CliffSearch can be productized as a platform-as-a-service for enterprises, particularly R&D departments, that need to develop and validate new computational models efficiently with higher scientific integrity.
It replaces current LLM-based discovery systems that lack rigorous correctness and originality checks, offering a more validated and reliable alternative.
There's a significant opportunity in the R&D departments of large corporations and research institutions where the validation of complex algorithms is crucial. These entities will pay for increased reliability and reduced time-to-discovery.
A commercial platform offering enterprise solutions for algorithm discovery, where businesses can iteratively develop, test, and validate scientific computational models.
CliffSearch uses an evolutionary approach where algorithms evolve based on both their theoretical foundations and code performance. LLM agents play roles in mutation and review, ensuring correctness and originality through reviewer gating and split mutation strategies (exploration vs. correction).

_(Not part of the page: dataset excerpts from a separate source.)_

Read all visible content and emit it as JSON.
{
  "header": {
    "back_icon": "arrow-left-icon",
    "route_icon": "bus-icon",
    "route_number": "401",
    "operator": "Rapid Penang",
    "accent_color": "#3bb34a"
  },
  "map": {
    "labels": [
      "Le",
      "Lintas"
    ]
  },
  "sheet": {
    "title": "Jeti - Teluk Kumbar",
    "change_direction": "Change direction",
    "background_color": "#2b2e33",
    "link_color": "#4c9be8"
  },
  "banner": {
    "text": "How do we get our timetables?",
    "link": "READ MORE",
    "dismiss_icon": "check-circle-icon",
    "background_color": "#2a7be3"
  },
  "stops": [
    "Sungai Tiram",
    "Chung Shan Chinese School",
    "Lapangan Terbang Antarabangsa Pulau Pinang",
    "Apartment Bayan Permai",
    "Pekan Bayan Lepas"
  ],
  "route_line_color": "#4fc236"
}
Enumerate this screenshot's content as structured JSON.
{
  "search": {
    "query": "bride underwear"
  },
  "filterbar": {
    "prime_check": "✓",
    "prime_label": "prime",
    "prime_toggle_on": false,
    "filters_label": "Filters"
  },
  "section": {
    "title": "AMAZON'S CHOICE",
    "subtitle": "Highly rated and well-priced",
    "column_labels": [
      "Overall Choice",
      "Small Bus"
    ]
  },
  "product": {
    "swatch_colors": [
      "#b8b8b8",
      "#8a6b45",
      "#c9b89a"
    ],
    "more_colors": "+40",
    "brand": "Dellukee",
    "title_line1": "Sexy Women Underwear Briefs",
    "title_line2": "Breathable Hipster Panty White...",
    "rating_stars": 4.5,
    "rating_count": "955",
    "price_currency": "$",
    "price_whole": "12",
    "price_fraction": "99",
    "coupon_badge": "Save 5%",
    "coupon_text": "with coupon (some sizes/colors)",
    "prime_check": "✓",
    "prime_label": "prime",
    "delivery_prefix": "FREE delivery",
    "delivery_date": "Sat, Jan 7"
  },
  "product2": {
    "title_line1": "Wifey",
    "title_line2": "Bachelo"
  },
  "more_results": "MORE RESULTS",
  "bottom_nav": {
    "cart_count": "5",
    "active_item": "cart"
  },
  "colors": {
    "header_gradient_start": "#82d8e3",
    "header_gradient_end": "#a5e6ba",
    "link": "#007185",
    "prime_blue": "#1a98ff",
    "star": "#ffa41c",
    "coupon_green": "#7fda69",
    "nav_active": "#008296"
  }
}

CliffSearch was illustrated through empirical studies on transformer hyper-connection evolution and optimizer discovery. It demonstrated genuine geometric breakthroughs and maintained a focus on both reproducibility and scientific correctness.
There is dependency on LLMs for mutation and review, which may lead to biases or reliability issues in certain domain-specific tasks. Additionally, establishing distribution and adoption within conservative scientific communities can be challenging.